Il importe pourtant de relever une chose, c’est que chez les guidar le garçon était le plus motivé par les parents à aller à l’école. Quant à la fille celle-ci était réservée pour les tâches ménagères. Parfois certains parents choisissaient financer les études du garçon au détriment de celle de la fille puisque cette dernière étaient destinée au mariage, et par conséquent ne devrait perdre son temps à l’école moderne. Dès lors le lieu d’apprentissage pour la jeune fille demeurait la cuisine en particulier et le cadre ménager en général. C’est la problématique du genre qui est alors au centre de la question éducative. C’est avec le mélange culturel que tout semble devenir homogène, malgré les éléments reténeurs que va charrier une certaine manière de voir « musulmane »[15] des choses. En arrière-plan, l’éducation traditionnelle d’en tant perd au jour le jour son éclat : il n’y a presque plus de soirées au clair de la lune, l’oubli grandissant de plusieurs techniques culturelles et manufacturières n’est plus à prouver. Or, l’on ne doit pas perdre de vue ces mots d’Arnold Gehlen :
[L’homme] vit en tant qu’être de culture, c'est-à-dire grâce aux résultats de prévision, de planification, exercée en commun, qui lui permet d’élaborer, à partir de n’importe quelle constellation de conditions naturelles, des techniques et des moyens d’existence, grâce aux modifications qu’il apporte par son activité de prévision[16].

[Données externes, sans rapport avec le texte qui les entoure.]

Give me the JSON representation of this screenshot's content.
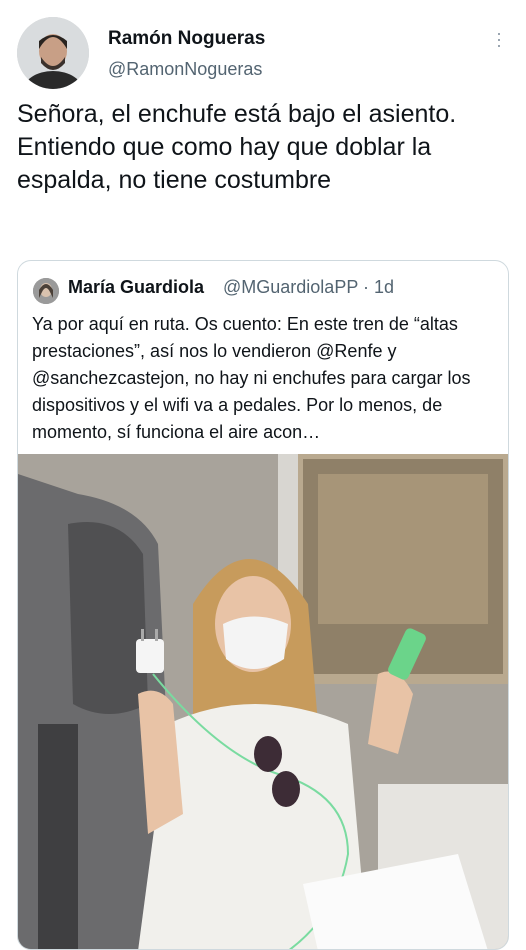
{
  "author": {
    "name": "Ramón Nogueras",
    "handle": "@RamonNogueras"
  },
  "tweet": {
    "text": "Señora, el enchufe está bajo el asiento. Entiendo que como hay que doblar la espalda, no tiene costumbre"
  },
  "quoted": {
    "name": "María Guardiola",
    "handle_time": "@MGuardiolaPP · 1d",
    "text": "Ya por aquí en ruta. Os cuento: En este tren de “altas prestaciones”, así nos lo vendieron @Renfe y @sanchezcastejon, no hay ni enchufes para cargar los dispositivos y el wifi va a pedales. Por lo menos, de momento, sí funciona el aire acon…"
  },
  "icons": {
    "more": "more-vertical-icon"
  },
  "colors": {
    "text": "#0f1419",
    "secondary": "#536471",
    "border": "#cfd9de"
  }
}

En revanche tout, le paysage scolaire contemporain du Guidar se métamorphose. De nos jours avec la modernisation, les Ɗiy na Kaɗa ont compris que l’école est bienfaitrice. Avec le temps, beaucoup vont prendre goût à l’école moderne. Ainsi nous auront par exemple des ingénieurs et docteurs guidar. Les Guidar sont dans presque dans toutes les sphères éducationnelles du pays, ceci malgré leur petit nombre, comparativement à celui des autres groupes ethniques. Mieux encore, la langue Kaɗa est désormais enseignée dans plusieurs salles de classes du Pays ; des documents de liturgie catholique sont alors transcrits ; tout un alphabet et un système de graphie sont reconnus. À titre illustratif, voici l’alphabet Guidar :
Voyelles : i, e, u, ə, u, o, a ;
Consonnes : p, b, ɓ, m, f, v, t, d, ɗ, s, z, n, l, r, y, k, ŋ, ’, h, w ;
Consonnes complexes : vb, mb, nd, sl, zl, ŋg, ŋgb, kg, gb, nz.
Il reste cependant encore beaucoup à faire ; en ce sens que le monde d’aujourd’hui a plus d’importance grâce au savoir.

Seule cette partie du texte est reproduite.